Kadang pasien seperti sangat sulit untuk dirawat karena mereka membutuhkan banyak waktu perawat. Mereka dapat menggunakan bel pemanggil secara berlebihan jika merasa tidak aman. Perawat harus mempertimbangkan untuk membiarkan keluarga menghabiskan sebagian waktu lebih banyak bersama pasien. Dengan menyediakan perawat primer dapat memberikan pasien dan keluarga rasa aman, mengetahui bahwa ada seseorang yang dapat menjadi sumber informasi dengan konsisten. Pertemuan tim dengan pasien dan keluarga harus dilakukan secara.

E. Komplikasi
Komplikasi-komplikasi
Gagal pernafasan
Komplikasi yang paling berat dari SGB dan miastenia gravis adalah gagal nafas. Melemahnya otot pernafasan membuat pasien dengan gangguan ini berisiko lebih tinggi terhadap hipoventilasi dan infeksi pernafasan berulang. Disfagia juga dapat timbul, mengarah pada respirasi. Mungkin terdapat komplikasi yang sama tentang imobilitas seperti yang terdapat pada korban stroke.

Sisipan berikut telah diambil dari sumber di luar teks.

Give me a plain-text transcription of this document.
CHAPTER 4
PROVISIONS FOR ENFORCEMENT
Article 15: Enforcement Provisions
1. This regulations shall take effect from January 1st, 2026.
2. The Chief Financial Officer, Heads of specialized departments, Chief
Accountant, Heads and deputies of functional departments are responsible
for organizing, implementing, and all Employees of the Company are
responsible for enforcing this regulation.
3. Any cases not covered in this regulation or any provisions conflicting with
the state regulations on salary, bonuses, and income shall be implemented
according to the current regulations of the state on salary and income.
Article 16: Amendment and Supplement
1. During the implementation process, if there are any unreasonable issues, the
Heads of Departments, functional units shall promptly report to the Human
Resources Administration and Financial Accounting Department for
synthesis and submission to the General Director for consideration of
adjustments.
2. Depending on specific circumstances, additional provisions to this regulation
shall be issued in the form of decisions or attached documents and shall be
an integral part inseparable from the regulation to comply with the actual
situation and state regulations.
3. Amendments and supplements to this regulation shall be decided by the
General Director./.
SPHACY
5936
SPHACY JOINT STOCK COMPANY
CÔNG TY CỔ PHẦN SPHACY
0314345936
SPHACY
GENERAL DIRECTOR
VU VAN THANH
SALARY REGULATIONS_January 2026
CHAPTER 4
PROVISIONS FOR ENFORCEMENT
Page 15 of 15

Penyimpangan Kardiovaskuler
Mungkin terjadi gangguan sistem saraf otonom pada pasien SGB yang dapat mengakibatkan disritmia jantung atau perubahan drastis yang mengancam kehidupan dalam tanda-tanda vital.
Komplikasi Plasmaferesis
Pasien dengan SGB atau miastenia gravis yang menerima plasmaferesi, berisiko terhadap potensial komplikasi karena prosedur tersebut. Infeksi mungkin terjadi pada tempat akses vaskuler. Hipovolemia dapat mengakibatkan hipotensi. Takikardia, pening, dan diaphoresis. Hipokalemia dan hipokalsemia dapat mengarah pada disritmia jantung. Pasien dapat mengalami sirkumolar temporer dan paresis ekstremitas distal, kedutan otot dan mual serta muntah yang berhubungan dengan pemberian plasma sitrat. Pengamatan dengan cermat pengkajian penting untuk mencegah masalah-masalah ini.